Sean Ellis has a great post up called “The Startup Pyramid” riffing on Marc Andreesen’s excellent and widely-circulated post on Product-Market Fit. Sean frames achieving Product-Market Fit as the foundation of startup success, and argues convincingly that it doesn’t make sense to try to scale or monetize until a minimum level of fit is achieved:
“I’ve tried to make the concept less abstract by offering a specific metric for determining product/market fit. I ask existing users of a product how they would feel if they could no longer use the product. In my experience, achieving product/market fit requires at least 40% of users saying they would be “very disappointed” without your product.
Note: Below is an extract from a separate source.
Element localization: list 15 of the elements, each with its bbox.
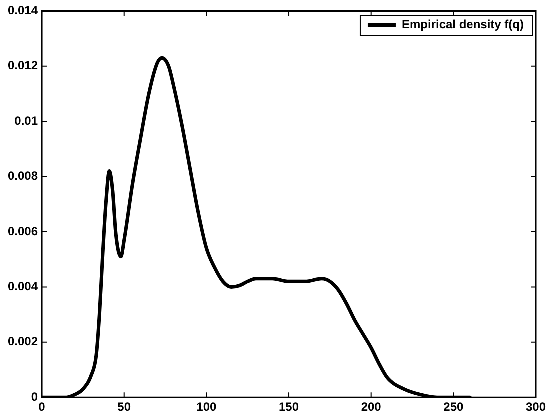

Admittedly this threshold is a bit arbitrary, but I defined it after comparing results across nearly 100 startups.”
The AppStoreHQ team took this advice to heart this week and emailed a random sample of registered users to find out how many of them would be “very disappointed” if the service went away. We aren’t quite at Sean’s 40% target but the results – actual figures shown in the graphic above – were better that we expected. About a third of our customers would be “very disappointed” if AppStoreHQ ceased to exist, and another 56% would be somewhat disappointed.
We still have plenty of work to do (and no shortage of ideas about where to go next), but we’ll be taking Sean’s advice and running this test more often to make sure we’re on the right track.